Pour couper court à cette discussion, Caius me tendit la main et j'eus accès à ses pensées et à sa réponse, cela ne lui posait pas de problème.
« Tout de même, je devrais consulter Marcus. » Insistai-je.
« Soit, mais fais-le maintenant, je déteste toujours autant Eutrésis. »
Caius avait été dans sa jeunesse humaine blessé lors d'une guerre fratricide entre Thèbes, sa cité d'origine et Eutrésis, il avait grandi avec la haine de mon ancienne cité, il y avait de cela plus de cent cycles solaires. D'ailleurs, il avait été méfiant quand nous l'avions rencontré Marcus et moi, à cause de nos origines.
« Je serai de retour à la nuit tombée. » Promis-je.
Marcus restait à notre forteresse, une maison grande et retirée dans les montagnes à l'est d'Eutrésis. Il n'aimait pas beaucoup voyager, encore trop souvent soumis à sa soif.
« Je suppose que Caius a de nouveau sous entendu que je préférais les hommes. » Râla Marcus.
Je me contentai de lui sourire affectueusement, je savais que Marcus avait eu affaire à ces pratiques, comme nous tous, mais n'y avait trouvé également aucun attrait. Pourtant notre amitié avait été mal jugée par Caius quand nous l'avions rencontré, plusieurs cycles solaires plus tôt.
« Tu es certain de ressentir ce lien si fort avec cette humaine ? » Me demanda-t-il.
« Non, mais cela doit être dû au fait qu'elle n'est pas encore immortelle. »
« Sans doute. »
Lorsque la lune fut haute, je m'introduisis dans la maisonnée de Sulpicia. Tout était silencieux, je la pistais aisément, son odeur était délicieuse et j'eus soudain la crainte de ne pouvoir m'arrêter à temps pour la transformer. J'avais déjà tenté de transformer un guerrier qui m'avait paru bien valeureux, je m'en étais nourri jusqu'à la dernière goutte.
Mais Sulpicia était sans aucun doute la clé de mon succès. Car que serait un roi sans sa reine ?
PDV Sulpicia
Cette nuit-là, j'avais eu beaucoup de mal à m'endormir, comme si les dieux me prévenaient d'un danger. J'avais récité quelques prières puis m'étais couchée avec mon amulette fétiche. Ma mère m'avait souvent parlé de démons et de créatures sanguinaires, elle était morte en couche trois ans pus tôt, l'enfant aussi. Mon père avait déclaré alors que les ombres de la terre les avaient dévorés et j'en étais devenue encore plus peureuse.
Je le sentis près de moi, mais terrorisée, je ne pus bouger. Je priai tout bas.
« Déesse Origami, déesse Litchi et déesse Jacuzzi, protégez-moi. Que Sudoku l'esprit malin emporte ce démon loin de moi. Que le panda me donne la force et le courage de ne pas succomber au mal.*»
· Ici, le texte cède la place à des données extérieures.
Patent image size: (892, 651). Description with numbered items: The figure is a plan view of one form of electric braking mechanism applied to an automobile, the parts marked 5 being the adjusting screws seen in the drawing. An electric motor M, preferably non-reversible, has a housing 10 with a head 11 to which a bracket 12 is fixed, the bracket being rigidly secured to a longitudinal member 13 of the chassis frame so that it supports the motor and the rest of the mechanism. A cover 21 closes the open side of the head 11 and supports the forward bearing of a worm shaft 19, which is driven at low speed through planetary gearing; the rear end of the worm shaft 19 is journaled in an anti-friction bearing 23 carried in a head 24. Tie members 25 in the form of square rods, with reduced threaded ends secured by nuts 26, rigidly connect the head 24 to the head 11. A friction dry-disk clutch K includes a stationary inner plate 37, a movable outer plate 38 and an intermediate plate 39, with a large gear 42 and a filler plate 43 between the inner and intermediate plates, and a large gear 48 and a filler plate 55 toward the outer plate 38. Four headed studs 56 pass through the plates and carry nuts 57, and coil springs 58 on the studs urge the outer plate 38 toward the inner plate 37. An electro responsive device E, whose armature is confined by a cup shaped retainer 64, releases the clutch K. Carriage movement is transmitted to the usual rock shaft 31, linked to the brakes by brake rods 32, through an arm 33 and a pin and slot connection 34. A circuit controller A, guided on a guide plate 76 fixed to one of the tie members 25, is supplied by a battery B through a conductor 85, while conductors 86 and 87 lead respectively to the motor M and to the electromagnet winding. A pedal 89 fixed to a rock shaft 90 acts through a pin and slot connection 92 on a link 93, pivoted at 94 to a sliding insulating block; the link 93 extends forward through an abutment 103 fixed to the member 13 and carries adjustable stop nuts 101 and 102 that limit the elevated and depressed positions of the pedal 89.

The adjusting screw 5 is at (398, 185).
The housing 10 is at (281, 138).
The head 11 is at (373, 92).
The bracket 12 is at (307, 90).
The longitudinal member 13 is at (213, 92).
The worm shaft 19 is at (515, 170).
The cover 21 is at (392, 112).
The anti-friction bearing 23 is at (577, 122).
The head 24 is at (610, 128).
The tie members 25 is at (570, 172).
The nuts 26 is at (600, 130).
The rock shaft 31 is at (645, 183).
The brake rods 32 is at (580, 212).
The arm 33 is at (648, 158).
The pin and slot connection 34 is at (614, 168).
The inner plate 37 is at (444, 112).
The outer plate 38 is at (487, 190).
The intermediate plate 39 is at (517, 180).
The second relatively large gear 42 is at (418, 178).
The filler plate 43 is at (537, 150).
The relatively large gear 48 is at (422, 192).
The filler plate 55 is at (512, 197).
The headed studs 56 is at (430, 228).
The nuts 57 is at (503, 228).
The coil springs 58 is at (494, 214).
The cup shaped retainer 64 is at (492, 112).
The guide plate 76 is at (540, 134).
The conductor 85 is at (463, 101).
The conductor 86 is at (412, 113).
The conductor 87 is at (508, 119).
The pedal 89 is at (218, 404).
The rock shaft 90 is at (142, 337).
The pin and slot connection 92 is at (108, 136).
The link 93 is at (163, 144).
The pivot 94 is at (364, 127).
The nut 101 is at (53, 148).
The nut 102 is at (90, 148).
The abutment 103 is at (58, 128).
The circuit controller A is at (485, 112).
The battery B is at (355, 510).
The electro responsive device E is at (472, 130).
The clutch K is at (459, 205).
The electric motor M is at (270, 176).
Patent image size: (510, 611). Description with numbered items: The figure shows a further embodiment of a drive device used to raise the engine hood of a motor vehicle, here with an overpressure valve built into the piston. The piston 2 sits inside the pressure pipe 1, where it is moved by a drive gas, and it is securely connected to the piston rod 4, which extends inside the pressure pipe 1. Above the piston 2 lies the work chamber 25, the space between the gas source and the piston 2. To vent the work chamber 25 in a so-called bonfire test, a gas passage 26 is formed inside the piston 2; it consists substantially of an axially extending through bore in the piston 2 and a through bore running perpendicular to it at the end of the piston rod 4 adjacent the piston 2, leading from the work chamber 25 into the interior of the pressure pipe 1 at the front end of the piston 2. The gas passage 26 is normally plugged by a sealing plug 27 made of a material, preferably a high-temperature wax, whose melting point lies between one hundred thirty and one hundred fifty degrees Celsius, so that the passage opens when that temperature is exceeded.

Mes incantations me parurent vaines. Le démon savait parfaitement que je ne dormais point, avec délicatesse mais fermeté, il me força à me redresser.
« Tu es Sulpicia, n'est-ce pas ? »
Il parlait ma langue, il connaissait mon nom et était venu pour moi. Il n'avait rien d'effrayant en apparence, sous la lumière de la lune, sa peau était blanche, ses yeux étaient deux billes aussi noires que ses longs cheveux. Il se saisit alors de ma main et je frémis au contact de sa peau glacée.
« Encore vierge... parfaite. Tu es jeune mais pas naïve. »
« Qui es-tu ? »
« Le sauveur de tes rêves. » Assura-t-il, en me souriant davantage.
Je fus alors convaincue de la véracité de ses paroles. Il m'attirait autant qu'il me faisait peur.
« Qu'en sais-tu ? » Osai-je tout de même.
« Je peux lire en toi, rien qu'en te touchant. Tu rêves de ne plus avoir peur, de ne plus avoir faim, de plus être sans défense. »
Comment pouvait-il si bien me connaître ?
« Mais tu es bien trop superstitieuse. » Objecta-t-il en regardant autour de nous.
Ma chambre était petite et blanche, et comme dans toute la maison, le sol était constellé de dessins à la craie, les murs avaient été peints ça et là de motifs, par ma mère.
« Tu n'as pas mangé ce soir, tu es dévouée à ta famille pourtant vous étiez riches. »
« Des marchands mais à la mort de ma mère... »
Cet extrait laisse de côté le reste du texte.